Each year I write about the predictably smug, "woke" and self-congratulatory award shows.

In January The Golden Globes kicks off this annual ritual of actors giving each other awards, which lasts through about November. I like to watch the Golden Globes as it is a great indicator of how boring the Academy Awards will be. The only change in last year's ceremony, which was hosted by the self-righteous and predictable Seth Meyers, was that fewer actresses thanked Harvey Weinstein.

To many of us, the biggest casualty of the Trump administration is that all of the humor of our late-night comics has been lost to angry, political hate diatribes.

Seth Meyers and Steven Colbert personify the Hate-Trump Tourette's syndrome, which renders them no longer funny, relevant or insightful. In the past, you could get three hours of college credit for listening to the liberal lectures at award shows.

Enter Ricky Gervais of "The Office" fame.

Gervais, this year's Golden Globes host, woke up the "ever-woke," sanctimonious, shallow and hypocritical Hollywood with his opening monologue. Gervais, beer in hand, told the leftist actors, "If you do win an award tonight, don't use it as a platform to make a political speech, right? You're in no position to lecture the public about anything. You know nothing about the real world. Most of you spent less time in school than Greta Thunberg."
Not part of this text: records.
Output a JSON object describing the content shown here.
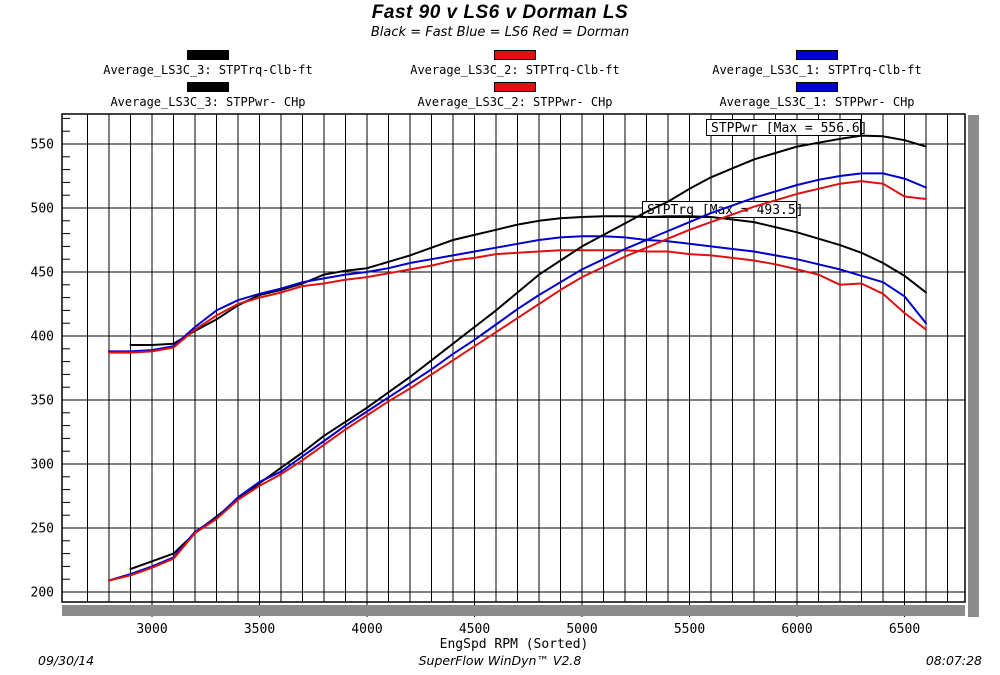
{
  "header": {
    "title": "Fast 90 v LS6 v Dorman LS",
    "subtitle": "Black = Fast  Blue = LS6  Red = Dorman"
  },
  "legend": {
    "columns": [
      {
        "color": "#000000",
        "torque_label": "Average_LS3C_3: STPTrq-Clb-ft",
        "power_label": "Average_LS3C_3: STPPwr- CHp"
      },
      {
        "color": "#dd1111",
        "torque_label": "Average_LS3C_2: STPTrq-Clb-ft",
        "power_label": "Average_LS3C_2: STPPwr- CHp"
      },
      {
        "color": "#0000cc",
        "torque_label": "Average_LS3C_1: STPTrq-Clb-ft",
        "power_label": "Average_LS3C_1: STPPwr- CHp"
      }
    ]
  },
  "chart_data": {
    "type": "line",
    "title": "Fast 90 v LS6 v Dorman LS",
    "xlabel": "EngSpd  RPM  (Sorted)",
    "ylabel": "",
    "grid": "on",
    "x_range": [
      2700,
      6800
    ],
    "y_range": [
      192,
      572
    ],
    "x_ticks": [
      3000,
      3500,
      4000,
      4500,
      5000,
      5500,
      6000,
      6500
    ],
    "y_ticks": [
      200,
      250,
      300,
      350,
      400,
      450,
      500,
      550
    ],
    "x_minor_step": 100,
    "y_minor_step": 10,
    "annotations": [
      {
        "text": "STPPwr [Max = 556.6]",
        "x": 706,
        "y": 119
      },
      {
        "text": "STPTrq [Max = 493.5]",
        "x": 642,
        "y": 201
      }
    ],
    "series": [
      {
        "name": "Average_LS3C_3: STPTrq-Clb-ft",
        "color": "#000000",
        "unit": "Clb-ft",
        "points": [
          [
            2900,
            393
          ],
          [
            3000,
            393
          ],
          [
            3100,
            394
          ],
          [
            3200,
            404
          ],
          [
            3300,
            413
          ],
          [
            3400,
            424
          ],
          [
            3500,
            432
          ],
          [
            3600,
            436
          ],
          [
            3700,
            441
          ],
          [
            3800,
            448
          ],
          [
            3900,
            451
          ],
          [
            4000,
            453
          ],
          [
            4100,
            458
          ],
          [
            4200,
            463
          ],
          [
            4300,
            469
          ],
          [
            4400,
            475
          ],
          [
            4500,
            479
          ],
          [
            4600,
            483
          ],
          [
            4700,
            487
          ],
          [
            4800,
            490
          ],
          [
            4900,
            492
          ],
          [
            5000,
            493
          ],
          [
            5100,
            493.5
          ],
          [
            5200,
            493.5
          ],
          [
            5300,
            493
          ],
          [
            5400,
            493.5
          ],
          [
            5500,
            493.5
          ],
          [
            5600,
            493
          ],
          [
            5700,
            491
          ],
          [
            5800,
            489
          ],
          [
            5900,
            485
          ],
          [
            6000,
            481
          ],
          [
            6100,
            476
          ],
          [
            6200,
            471
          ],
          [
            6300,
            465
          ],
          [
            6400,
            457
          ],
          [
            6500,
            447
          ],
          [
            6600,
            434
          ]
        ]
      },
      {
        "name": "Average_LS3C_1: STPTrq-Clb-ft",
        "color": "#0000cc",
        "unit": "Clb-ft",
        "points": [
          [
            2800,
            388
          ],
          [
            2900,
            388
          ],
          [
            3000,
            389
          ],
          [
            3100,
            392
          ],
          [
            3200,
            407
          ],
          [
            3300,
            420
          ],
          [
            3400,
            428
          ],
          [
            3500,
            433
          ],
          [
            3600,
            437
          ],
          [
            3700,
            442
          ],
          [
            3800,
            445
          ],
          [
            3900,
            448
          ],
          [
            4000,
            450
          ],
          [
            4100,
            453
          ],
          [
            4200,
            457
          ],
          [
            4300,
            460
          ],
          [
            4400,
            463
          ],
          [
            4500,
            466
          ],
          [
            4600,
            469
          ],
          [
            4700,
            472
          ],
          [
            4800,
            475
          ],
          [
            4900,
            477
          ],
          [
            5000,
            478
          ],
          [
            5100,
            478
          ],
          [
            5200,
            477
          ],
          [
            5300,
            475
          ],
          [
            5400,
            474
          ],
          [
            5500,
            472
          ],
          [
            5600,
            470
          ],
          [
            5700,
            468
          ],
          [
            5800,
            466
          ],
          [
            5900,
            463
          ],
          [
            6000,
            460
          ],
          [
            6100,
            456
          ],
          [
            6200,
            452
          ],
          [
            6300,
            447
          ],
          [
            6400,
            442
          ],
          [
            6500,
            431
          ],
          [
            6600,
            410
          ]
        ]
      },
      {
        "name": "Average_LS3C_2: STPTrq-Clb-ft",
        "color": "#dd1111",
        "unit": "Clb-ft",
        "points": [
          [
            2800,
            387
          ],
          [
            2900,
            387
          ],
          [
            3000,
            388
          ],
          [
            3100,
            391
          ],
          [
            3200,
            405
          ],
          [
            3300,
            416
          ],
          [
            3400,
            425
          ],
          [
            3500,
            430
          ],
          [
            3600,
            434
          ],
          [
            3700,
            439
          ],
          [
            3800,
            441
          ],
          [
            3900,
            444
          ],
          [
            4000,
            446
          ],
          [
            4100,
            449
          ],
          [
            4200,
            452
          ],
          [
            4300,
            455
          ],
          [
            4400,
            459
          ],
          [
            4500,
            461
          ],
          [
            4600,
            464
          ],
          [
            4700,
            465
          ],
          [
            4800,
            466
          ],
          [
            4900,
            467
          ],
          [
            5000,
            467
          ],
          [
            5100,
            467
          ],
          [
            5200,
            467
          ],
          [
            5300,
            466
          ],
          [
            5400,
            466
          ],
          [
            5500,
            464
          ],
          [
            5600,
            463
          ],
          [
            5700,
            461
          ],
          [
            5800,
            459
          ],
          [
            5900,
            456
          ],
          [
            6000,
            452
          ],
          [
            6100,
            448
          ],
          [
            6200,
            440
          ],
          [
            6300,
            441
          ],
          [
            6400,
            433
          ],
          [
            6500,
            418
          ],
          [
            6600,
            405
          ]
        ]
      },
      {
        "name": "Average_LS3C_3: STPPwr- CHp",
        "color": "#000000",
        "unit": "CHp",
        "points": [
          [
            2900,
            218
          ],
          [
            3000,
            224
          ],
          [
            3100,
            230
          ],
          [
            3200,
            246
          ],
          [
            3300,
            259
          ],
          [
            3400,
            272
          ],
          [
            3500,
            285
          ],
          [
            3600,
            297
          ],
          [
            3700,
            309
          ],
          [
            3800,
            322
          ],
          [
            3900,
            333
          ],
          [
            4000,
            344
          ],
          [
            4100,
            356
          ],
          [
            4200,
            368
          ],
          [
            4300,
            381
          ],
          [
            4400,
            394
          ],
          [
            4500,
            407
          ],
          [
            4600,
            420
          ],
          [
            4700,
            434
          ],
          [
            4800,
            448
          ],
          [
            4900,
            459
          ],
          [
            5000,
            470
          ],
          [
            5100,
            479
          ],
          [
            5200,
            488
          ],
          [
            5300,
            497
          ],
          [
            5400,
            505
          ],
          [
            5500,
            515
          ],
          [
            5600,
            524
          ],
          [
            5700,
            531
          ],
          [
            5800,
            538
          ],
          [
            5900,
            543
          ],
          [
            6000,
            548
          ],
          [
            6100,
            551
          ],
          [
            6200,
            554
          ],
          [
            6300,
            556.6
          ],
          [
            6400,
            556
          ],
          [
            6500,
            553
          ],
          [
            6600,
            548
          ]
        ]
      },
      {
        "name": "Average_LS3C_1: STPPwr- CHp",
        "color": "#0000cc",
        "unit": "CHp",
        "points": [
          [
            2800,
            209
          ],
          [
            2900,
            214
          ],
          [
            3000,
            220
          ],
          [
            3100,
            227
          ],
          [
            3200,
            247
          ],
          [
            3300,
            258
          ],
          [
            3400,
            274
          ],
          [
            3500,
            286
          ],
          [
            3600,
            294
          ],
          [
            3700,
            306
          ],
          [
            3800,
            318
          ],
          [
            3900,
            330
          ],
          [
            4000,
            341
          ],
          [
            4100,
            352
          ],
          [
            4200,
            363
          ],
          [
            4300,
            374
          ],
          [
            4400,
            386
          ],
          [
            4500,
            397
          ],
          [
            4600,
            409
          ],
          [
            4700,
            421
          ],
          [
            4800,
            432
          ],
          [
            4900,
            442
          ],
          [
            5000,
            452
          ],
          [
            5100,
            460
          ],
          [
            5200,
            468
          ],
          [
            5300,
            475
          ],
          [
            5400,
            482
          ],
          [
            5500,
            489
          ],
          [
            5600,
            496
          ],
          [
            5700,
            502
          ],
          [
            5800,
            508
          ],
          [
            5900,
            513
          ],
          [
            6000,
            518
          ],
          [
            6100,
            522
          ],
          [
            6200,
            525
          ],
          [
            6300,
            527
          ],
          [
            6400,
            527
          ],
          [
            6500,
            523
          ],
          [
            6600,
            516
          ]
        ]
      },
      {
        "name": "Average_LS3C_2: STPPwr- CHp",
        "color": "#dd1111",
        "unit": "CHp",
        "points": [
          [
            2800,
            209
          ],
          [
            2900,
            213
          ],
          [
            3000,
            219
          ],
          [
            3100,
            226
          ],
          [
            3200,
            246
          ],
          [
            3300,
            257
          ],
          [
            3400,
            272
          ],
          [
            3500,
            283
          ],
          [
            3600,
            292
          ],
          [
            3700,
            303
          ],
          [
            3800,
            315
          ],
          [
            3900,
            327
          ],
          [
            4000,
            338
          ],
          [
            4100,
            349
          ],
          [
            4200,
            359
          ],
          [
            4300,
            370
          ],
          [
            4400,
            381
          ],
          [
            4500,
            392
          ],
          [
            4600,
            403
          ],
          [
            4700,
            414
          ],
          [
            4800,
            425
          ],
          [
            4900,
            436
          ],
          [
            5000,
            446
          ],
          [
            5100,
            454
          ],
          [
            5200,
            462
          ],
          [
            5300,
            469
          ],
          [
            5400,
            476
          ],
          [
            5500,
            483
          ],
          [
            5600,
            489
          ],
          [
            5700,
            495
          ],
          [
            5800,
            501
          ],
          [
            5900,
            506
          ],
          [
            6000,
            511
          ],
          [
            6100,
            515
          ],
          [
            6200,
            519
          ],
          [
            6300,
            521
          ],
          [
            6400,
            519
          ],
          [
            6500,
            509
          ],
          [
            6600,
            507
          ]
        ]
      }
    ]
  },
  "footer": {
    "date": "09/30/14",
    "app": "SuperFlow WinDyn™ V2.8",
    "time": "08:07:28"
  }
}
He went on to point out they work for entertainment conglomerates like Amazon, Apple and Disney, companies that produce goods in child labor- and human rights-violating countries like China. He went on to tell the A-list actors, "If ISIS started a streaming service, you'd call your agent" to get a gig.
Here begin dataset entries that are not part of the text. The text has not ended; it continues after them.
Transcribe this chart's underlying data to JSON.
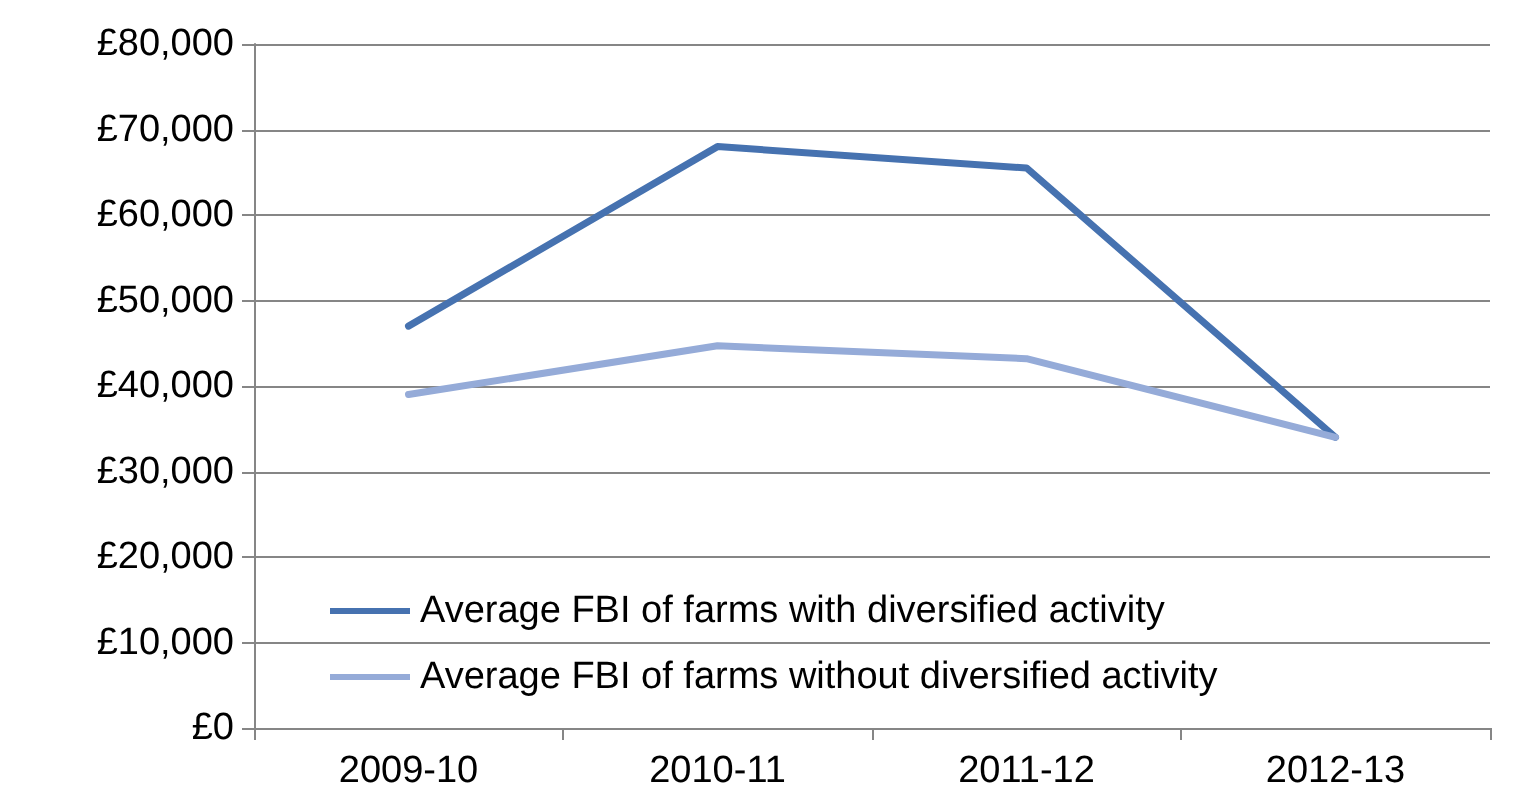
{
  "chart_data": {
    "type": "line",
    "categories": [
      "2009-10",
      "2010-11",
      "2011-12",
      "2012-13"
    ],
    "series": [
      {
        "name": "Average FBI of farms with diversified activity",
        "color": "#4672b0",
        "values": [
          47000,
          68000,
          65500,
          34000
        ]
      },
      {
        "name": "Average FBI of farms without diversified activity",
        "color": "#95abd8",
        "values": [
          39000,
          44700,
          43200,
          34000
        ]
      }
    ],
    "ylim": [
      0,
      80000
    ],
    "yticks": [
      {
        "value": 0,
        "label": "£0"
      },
      {
        "value": 10000,
        "label": "£10,000"
      },
      {
        "value": 20000,
        "label": "£20,000"
      },
      {
        "value": 30000,
        "label": "£30,000"
      },
      {
        "value": 40000,
        "label": "£40,000"
      },
      {
        "value": 50000,
        "label": "£50,000"
      },
      {
        "value": 60000,
        "label": "£60,000"
      },
      {
        "value": 70000,
        "label": "£70,000"
      },
      {
        "value": 80000,
        "label": "£80,000"
      }
    ],
    "grid": "y",
    "legend": "bottom left",
    "marker": "none",
    "line_style": "solid"
  }
}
Getting lectured by pampered millionaires who act out roles written for them by smarter people about fictitious heroes has gotten old. Dripping in diamonds, flying private, they have no moral standing to lecture us. A UCLA study said the motion picture industry, which flies workers to Georgia for the tax credits and builds elaborate sets soon torn down, has one of the biggest carbon footprints of any industry.

The always litigious Congressman Adam Schiff, D-California, represents the Hollywood district where the event was held. He has already filed articles of impeachment with the Hollywood Foreign Press to assure his constituents that Gervais cannot host again next year. The Clintons have already written a condolence letter saying they are "saddened by Mr. Gervais' apparent suicide."
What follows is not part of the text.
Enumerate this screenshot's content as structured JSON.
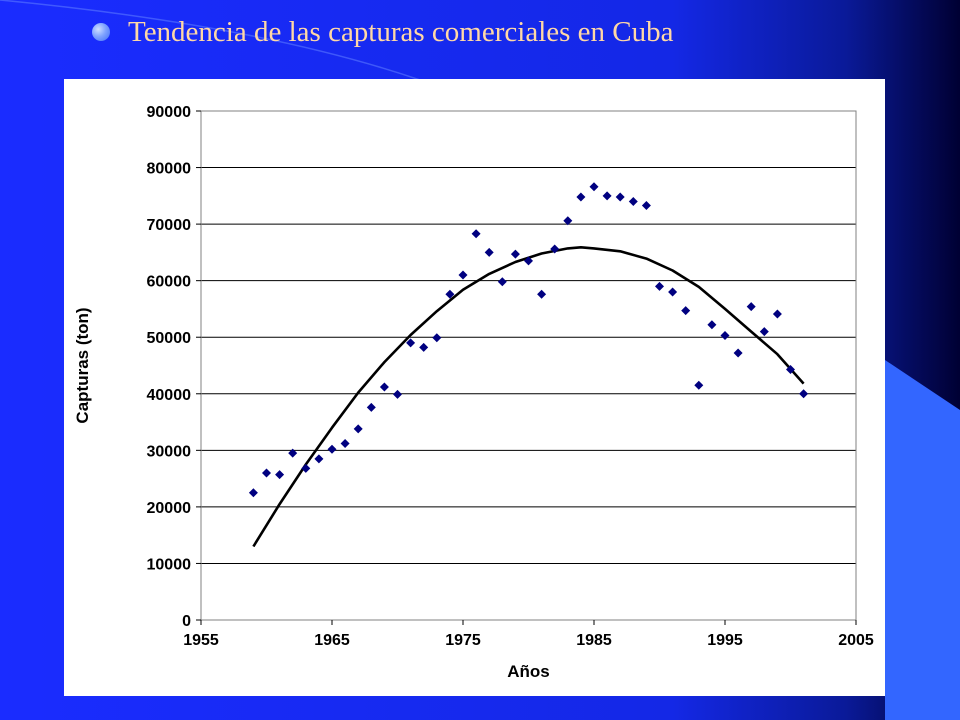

Long gone are manly Republicans like John Wayne and Ronald Reagan. Actors now are considered for movies where they play Marvel heroes whose superpower is that they eat gluten.

The ceremony was predictably long, but at least tempering the political speeches and voter registration drives made it more tolerable. I was afraid the event would go on so long that the child actor from the Nazi movie "Jojo Rabbit" would have survived puberty and been able to drink at the Golden Globe bar before it was over.

Another observation I had is that most of today's American movie actors have British accents, and that doesn't even include Madonna and Tina Turner. Maybe Trump needs to look into foreign actors taking American jobs.

Absent this year was last year's theme, #OscarsBeSoWhite. No directors and few, if any, winners were black. I guess once actors hashtag Tweet something, they presume the problem solved.